Michael Costigan is a 17 – year-old from Orange County, CA. He is a social entrepreneur, public speaker, and truly enjoys helping other’s better understand teen related issues. You can follow him at www.SpeakingofMichael.com
It’s the same problem over and over again – there’s simply not enough time in the day to get everything done. We get bogged down with all the things we have to do and sometimes end up failing to do some of the simplest things!
Teens struggle with time management because it’s not until the beginning of adulthood that they have to really map out their own future and create schedules and goals that correspond to a successful alignment of both their ambitions and abilities.
The transition into this new way of thinking can, however, be made easier through some general best practices that both teens and their parents alike can benefit from.
- 1. Understand that Time Management should really be Self Management.
No matter what we do, there will always be 24 hours in each day. It’s not so much how we look at each hour, as it is how we look at what we are doing with each hour. Time management can become in and of itself a time waster. During school the bell schedule manages students’ time. At work, it’s a manager or series of zoning rules for lunches and breaks. Time is effectively managed for you, rather than you yourself managing your time. For teens, this then creates a problem. After school hours, weekends, and vacations all create voids of third-party time management. It is very important, then, that we set up structure for ourselves so that we adhere to our own pre-set time schedules. Learning how to empower oneself to stick to a schedule despite no one else holding you accountable is one of the most valuable, but most challenging things to do. Often this is the case because there is no one else to crack down on you or hold you to your duties but yourself.
- 2. Tackle the most uncomfortable or challenging tasks first each day.

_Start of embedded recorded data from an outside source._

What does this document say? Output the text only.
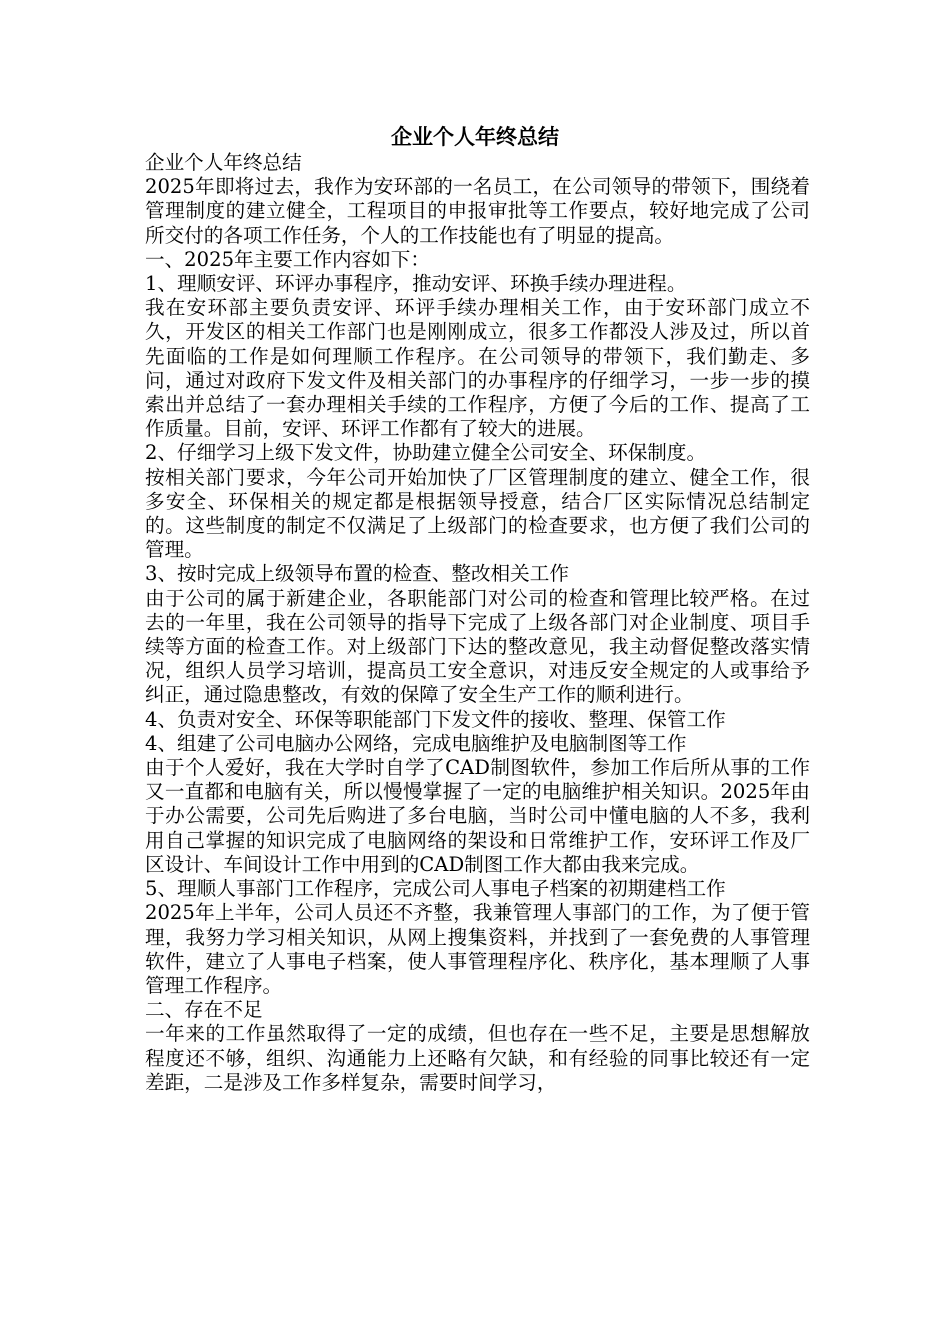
企业个人年终总结

企业个人年终总结

2025年即将过去，我作为安环部的一名员工，在公司领导的带领下，围绕着管理制度的建立健全，工程项目的申报审批等工作要点，较好地完成了公司所交付的各项工作任务，个人的工作技能也有了明显的提高。

一、2025年主要工作内容如下：

1、理顺安评、环评办事程序，推动安评、环换手续办理进程。

我在安环部主要负责安评、环评手续办理相关工作，由于安环部门成立不久，开发区的相关工作部门也是刚刚成立，很多工作都没人涉及过，所以首先面临的工作是如何理顺工作程序。在公司领导的带领下，我们勤走、多问，通过对政府下发文件及相关部门的办事程序的仔细学习，一步一步的摸索出并总结了一套办理相关手续的工作程序，方便了今后的工作、提高了工作质量。目前，安评、环评工作都有了较大的进展。

2、仔细学习上级下发文件，协助建立健全公司安全、环保制度。

按相关部门要求，今年公司开始加快了厂区管理制度的建立、健全工作，很多安全、环保相关的规定都是根据领导授意，结合厂区实际情况总结制定的。这些制度的制定不仅满足了上级部门的检查要求，也方便了我们公司的管理。

3、按时完成上级领导布置的检查、整改相关工作

由于公司的属于新建企业，各职能部门对公司的检查和管理比较严格。在过去的一年里，我在公司领导的指导下完成了上级各部门对企业制度、项目手续等方面的检查工作。对上级部门下达的整改意见，我主动督促整改落实情况，组织人员学习培训，提高员工安全意识，对违反安全规定的人或事给予纠正，通过隐患整改，有效的保障了安全生产工作的顺利进行。

4、负责对安全、环保等职能部门下发文件的接收、整理、保管工作

4、组建了公司电脑办公网络，完成电脑维护及电脑制图等工作

由于个人爱好，我在大学时自学了CAD制图软件，参加工作后所从事的工作又一直都和电脑有关，所以慢慢掌握了一定的电脑维护相关知识。2025年由于办公需要，公司先后购进了多台电脑，当时公司中懂电脑的人不多，我利用自己掌握的知识完成了电脑网络的架设和日常维护工作，安环评工作及厂区设计、车间设计工作中用到的CAD制图工作大都由我来完成。

5、理顺人事部门工作程序，完成公司人事电子档案的初期建档工作

2025年上半年，公司人员还不齐整，我兼管理人事部门的工作，为了便于管理，我努力学习相关知识，从网上搜集资料，并找到了一套免费的人事管理软件，建立了人事电子档案，使人事管理程序化、秩序化，基本理顺了人事管理工作程序。

二、存在不足

一年来的工作虽然取得了一定的成绩，但也存在一些不足，主要是思想解放程度还不够，组织、沟通能力上还略有欠缺，和有经验的同事比较还有一定差距，二是涉及工作多样复杂，需要时间学习，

I have had multiple mentors all tell me the same thing. Each day when you wake up, set out to do the things first that you least want to do. You will need to train yourself to do this, to the point where you embrace the uncomfortable thoughts so much so that they become second nature and part of a habitual routine for yourself. At first this is extremely challenging, but once you are able to master it, or at least make it a frequented pattern, it can be extremely satisfying because the weight of what ever unfavorable things you needed to do will no longer follow you around the entire day hanging over your head.
- 3. Prioritize like crazy.
Imagine that you were an ER doctor or police officer – you would have to prioritize on the fly no matter what, wouldn’t you? Prioritization is essential to self-management because without it you can find yourself putting off highly important tasks in exchange for more trivial or easier ones. Over time the consequences of inaction start to mount and you will find yourself even more underwater than you already were. If you learn to quickly assign something a level of importance and then act on the list of things you must accomplish successfully, you will be forever grateful to yourself and others will admire you for your quick and decisive action. So, start setting milestones for school projects, work projects, even things that you need to do around the house. This way it will be more obvious to you and clearer to others where your are on a particular task, it makes it so much easier to track your process for yourself and for those who expect you to finish the task.
- 4. Set routines and daily patterns that produce results.
This is one I am still struggling with. Ideally, you want to set a schedule so that you are waking up and going to sleep around much the same time each day so that your body adjusts and gives you the maximum performance that it can. Additionally, you should schedule in time for things specific to different tasks. For example, every Friday morning at 8 AM might be the day you want to wash the car, and every Wed at 7 PM might be date night. It doesn’t matter what it is, but I find that even when you set aside time for the simplest of tasks it is easier to cut through them and you don’t feel as though there is a whole list of things to you do because the specific time block you have has an actual actionable item assigned to it. This can actually help you have more free time. For example, if you decide Sundays are your relaxation day, you can schedule your entire week so that you don’t find yourself having to run around on Sunday finishing last minute things or things that you could’ve done earlier in the week but didn’t because you spent the time idling or doing something that wasn’t aligned with your priorities.
Now, obviously some of these things are very idealistic. Wouldn’t we all want to be this organized and productive? Even if you can adopt parts of these strategies, though, you will find yourself in a better position moving forward – hopefully less stressed and getting more things done!